Ler para crer
Artigo de Aramis Millarch originalmente publicado em 18 de novembro de 1984
Vai por aí um ano: o telefone tocou, era um deputado que queria ir à Ilha falar comigo. Pelo nome, Mário Palmério, não pertencia à que um velho amigo chama a "minha bancada" - e que aliás anda muito desfalcada , ultimamente...Não dou sorte para reeleição.
Declarei que receberia com muito prazer Sua Excelência - e fiquei pensando que é que Sua Excelência queria comigo. A hora era de crise política e, pelas informações que tomei, nós dois nos situávamos nos pólos opostos dessa mesma crise.
Mas não era o deputado que vinha me ver. Era o escritor. Sua Excelência trazia debaixo do braço um original datilografado que desejava que eu lesse. Como todo candidato a estreante, posso dizer que vinha tímido. Me tratou um pouco como medalhona, usou das cortesias de estilo, logo a conversa descambou para a hora política, fez-se boa camaradagem em casa, ele explicou muito pouco o livro e partiu.
O livro era este Vila dos Confins. A primeira qualidade que me impressionou no escritor Mário Palmério foi este cheiro de terra, que o seu livro traz, tão autêntico. A gente tem a impressão que ele nos entrega para ver, na sua integridade primitiva, aquele rio, aquela mata, aqueles bichos, aqueles caboclos, aquelas histórias de caçada e pescaria, que parecem histórias de mentiroso, de tão saborosas. Essa poesia de floresta e rio, tão difíceis de captar, sem cair na ênfase.
Outra qualidade importantíssima é que o homem tem linguagem. O homem escreve.

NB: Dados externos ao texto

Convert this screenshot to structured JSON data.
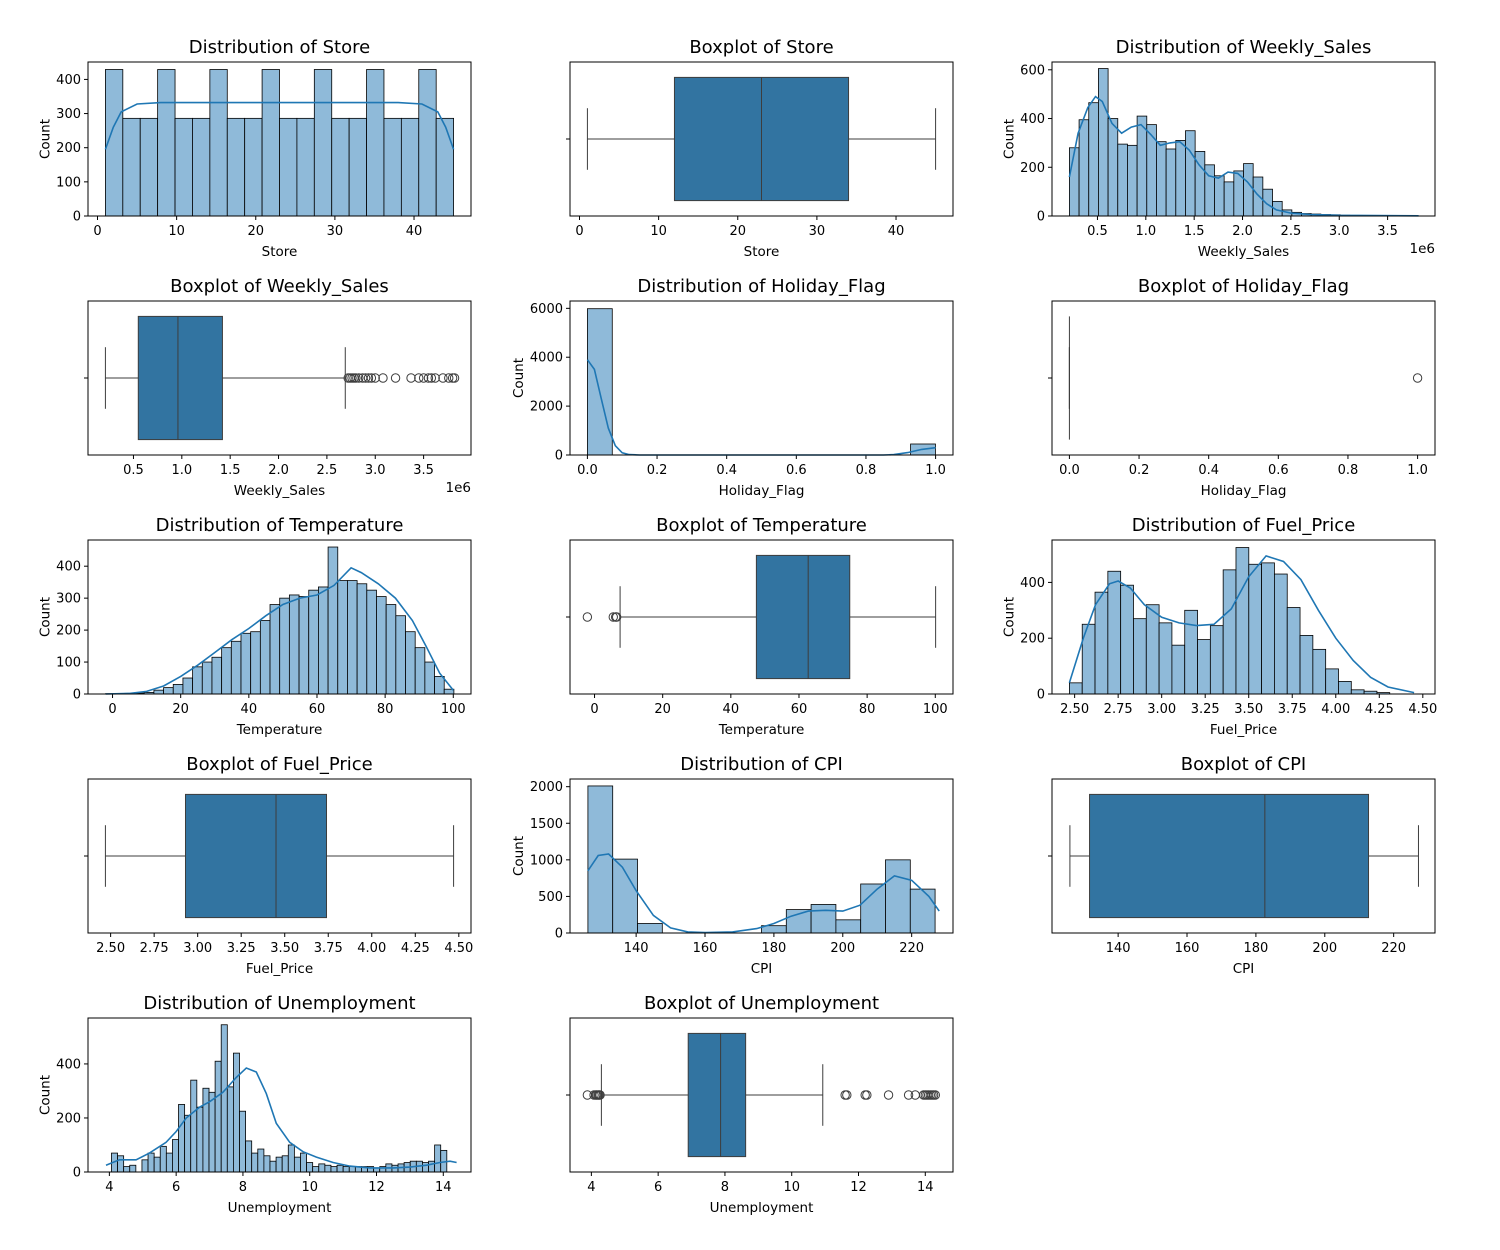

Coisa raríssima um escritor jovem, um escritor estreante, que cuida devidamente do seu instrumento de trabalho, que sabe lidar com ele e se preocupa não apenas em contar uma história ou em explicar idéias, mas, antes de tudo, em escrever.
Porém o importante, acima de tudo, é que o autor de Vila dos Confins é um escritor mesmo. Este livro aqui não é absolutamente trabalho de diletante feito para aproveitar ócios de político ou para dar vazão a represas de recordações e saudades. É obra de um escritor, isto é, de um homem que nasceu dotado especificamente para escrever, como outros nascem dotados para cantar de tenor, outros para fazer cálculos mentais, outros para tocar violão elétrico. Este nasceu para a pena. Custou um pouco a descobrir o seu dom de nascença - ou tinha medo dele; o que aliás foi um bem, pois lhe permitiu amadurecer fora das gambiarras e estrear com obra de que não terá de ser envergonhar mais tarde.
Não acredito em prefácios e não gosto de prefácios. Se o livro é ruim o prefácio não adianta e se o livro é bom o prefácio é uma excrescência. Mas neste cas, como me sinto uma espécie de madrinha ou descobridora de Vila dos Confins e dos méritos profissionais do seu Autor, creio que não estou fazendo prefácio. Estou apenas dizendo ao público que neste nosso difícil, atormentado ofício, tão precário em alegrias, entrou mais um recruta, que não apenas irá longe, porque já vai longe.
É ler para crer. (Rachel de Queiroz)
Rio de Janeiro, 30 de outubro de 1956.